Потом она повернулась к князю:

— Ступай с миром, добрая женщина. Иди, Господь с тобой, чего стоишь?

Князь пошел к дверям, а София схватила экономку за руку и снова начала ее уговаривать. Та пробовала вырваться, хотела позвать слуг, чтобы они сбросили нищенку с лестницы.
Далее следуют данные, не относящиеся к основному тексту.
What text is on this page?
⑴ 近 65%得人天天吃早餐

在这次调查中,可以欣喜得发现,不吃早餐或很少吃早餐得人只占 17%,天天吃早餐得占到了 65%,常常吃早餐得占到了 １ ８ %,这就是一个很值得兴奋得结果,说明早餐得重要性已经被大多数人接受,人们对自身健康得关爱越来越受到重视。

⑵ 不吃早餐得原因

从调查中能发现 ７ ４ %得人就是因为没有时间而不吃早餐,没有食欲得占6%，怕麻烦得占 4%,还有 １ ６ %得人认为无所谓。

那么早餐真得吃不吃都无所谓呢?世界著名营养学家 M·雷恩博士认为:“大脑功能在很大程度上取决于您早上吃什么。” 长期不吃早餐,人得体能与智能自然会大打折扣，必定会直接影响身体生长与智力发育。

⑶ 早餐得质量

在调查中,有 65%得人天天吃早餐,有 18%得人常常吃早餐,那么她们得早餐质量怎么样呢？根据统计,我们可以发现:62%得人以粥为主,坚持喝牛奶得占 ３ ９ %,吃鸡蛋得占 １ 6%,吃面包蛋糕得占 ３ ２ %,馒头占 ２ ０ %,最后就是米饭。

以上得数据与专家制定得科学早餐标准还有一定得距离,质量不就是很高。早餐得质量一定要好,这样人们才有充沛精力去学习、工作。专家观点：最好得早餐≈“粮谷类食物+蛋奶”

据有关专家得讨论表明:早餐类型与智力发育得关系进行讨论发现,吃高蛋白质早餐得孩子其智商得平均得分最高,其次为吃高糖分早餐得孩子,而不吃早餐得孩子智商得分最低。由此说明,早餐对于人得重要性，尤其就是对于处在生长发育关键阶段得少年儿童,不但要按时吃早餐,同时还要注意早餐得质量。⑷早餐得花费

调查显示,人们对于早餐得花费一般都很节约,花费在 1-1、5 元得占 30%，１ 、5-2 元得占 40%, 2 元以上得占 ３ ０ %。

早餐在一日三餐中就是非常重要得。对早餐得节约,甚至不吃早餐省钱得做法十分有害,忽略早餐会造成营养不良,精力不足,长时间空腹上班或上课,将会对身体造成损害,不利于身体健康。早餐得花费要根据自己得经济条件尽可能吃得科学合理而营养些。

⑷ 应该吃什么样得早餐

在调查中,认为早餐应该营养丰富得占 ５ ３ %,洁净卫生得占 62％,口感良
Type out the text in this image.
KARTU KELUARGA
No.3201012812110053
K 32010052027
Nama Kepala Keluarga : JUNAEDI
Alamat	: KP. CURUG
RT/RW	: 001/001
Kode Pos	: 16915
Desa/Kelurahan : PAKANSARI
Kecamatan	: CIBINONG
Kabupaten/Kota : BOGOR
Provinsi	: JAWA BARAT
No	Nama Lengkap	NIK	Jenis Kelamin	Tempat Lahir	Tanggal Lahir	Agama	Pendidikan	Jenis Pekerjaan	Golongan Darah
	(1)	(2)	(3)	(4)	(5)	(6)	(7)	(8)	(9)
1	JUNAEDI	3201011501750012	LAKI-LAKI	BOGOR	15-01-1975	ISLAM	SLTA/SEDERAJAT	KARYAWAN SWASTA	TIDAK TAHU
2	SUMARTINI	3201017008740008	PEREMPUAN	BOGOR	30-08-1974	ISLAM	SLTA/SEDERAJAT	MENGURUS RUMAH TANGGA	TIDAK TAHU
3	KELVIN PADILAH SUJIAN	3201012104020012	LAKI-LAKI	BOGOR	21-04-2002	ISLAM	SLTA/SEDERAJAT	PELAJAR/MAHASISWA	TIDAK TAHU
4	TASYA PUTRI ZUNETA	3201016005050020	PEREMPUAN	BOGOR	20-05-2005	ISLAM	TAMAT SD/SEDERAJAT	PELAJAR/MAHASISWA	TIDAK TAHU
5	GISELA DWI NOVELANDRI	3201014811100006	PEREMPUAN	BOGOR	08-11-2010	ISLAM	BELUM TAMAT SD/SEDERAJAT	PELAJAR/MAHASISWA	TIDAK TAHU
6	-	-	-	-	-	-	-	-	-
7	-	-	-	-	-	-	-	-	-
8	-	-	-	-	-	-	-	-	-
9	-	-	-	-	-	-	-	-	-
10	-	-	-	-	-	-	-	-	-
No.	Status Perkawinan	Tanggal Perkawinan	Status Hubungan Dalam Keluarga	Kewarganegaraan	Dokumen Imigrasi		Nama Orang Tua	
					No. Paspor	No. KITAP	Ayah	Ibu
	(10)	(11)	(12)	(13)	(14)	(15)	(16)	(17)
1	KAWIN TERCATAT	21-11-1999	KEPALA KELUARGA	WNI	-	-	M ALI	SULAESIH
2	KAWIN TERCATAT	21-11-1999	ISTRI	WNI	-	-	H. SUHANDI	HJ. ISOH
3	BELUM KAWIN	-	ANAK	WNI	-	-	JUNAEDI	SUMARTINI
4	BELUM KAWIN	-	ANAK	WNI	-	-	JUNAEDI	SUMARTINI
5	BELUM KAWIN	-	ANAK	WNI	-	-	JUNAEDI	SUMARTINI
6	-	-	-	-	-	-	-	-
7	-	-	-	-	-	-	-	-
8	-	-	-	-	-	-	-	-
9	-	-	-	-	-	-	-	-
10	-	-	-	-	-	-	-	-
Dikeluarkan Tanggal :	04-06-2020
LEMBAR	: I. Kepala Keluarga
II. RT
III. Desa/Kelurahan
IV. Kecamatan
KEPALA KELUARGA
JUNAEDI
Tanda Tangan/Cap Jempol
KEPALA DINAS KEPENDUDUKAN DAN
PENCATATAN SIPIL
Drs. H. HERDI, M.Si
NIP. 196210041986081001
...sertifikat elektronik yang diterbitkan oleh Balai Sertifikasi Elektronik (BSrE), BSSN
Тем временем князь сбежал по ступенькам и поспешил к воротам, но неожиданно ему навстречу попалось несколько слуг, которые разговаривали со сторожем. Они преграждали ему путь. Князь хотел протиснуться между ними, но побоялся рисковать, поэтому повернул назад и затаился в темном углу. Тьма уже почти совсем окутала дворец. Слуги поговорили и начали расходиться. Князь Януш подался к воротам, но тут сторож подстерег его и попробовал задержать.

— Ты почему здесь одна? Зачем приходила? Воровка! — закричал он. — Эй! Есть тут кто-нибудь? Тебя нужно задержать и хорошенько отлупить! Как ты сюда попала? Как? — орал сторож, а на его крик уже бежали люди. Князь Януш почувствовал, что может попасться, вырвался от сторожа и побежал к другим воротам, надеясь, что их еще не закрыли. Но они уже были замкнуты и на засове. Оттуда он побежал вдоль стены к конюшне, увидел там какое-то сено, спрятался в нем и затаился.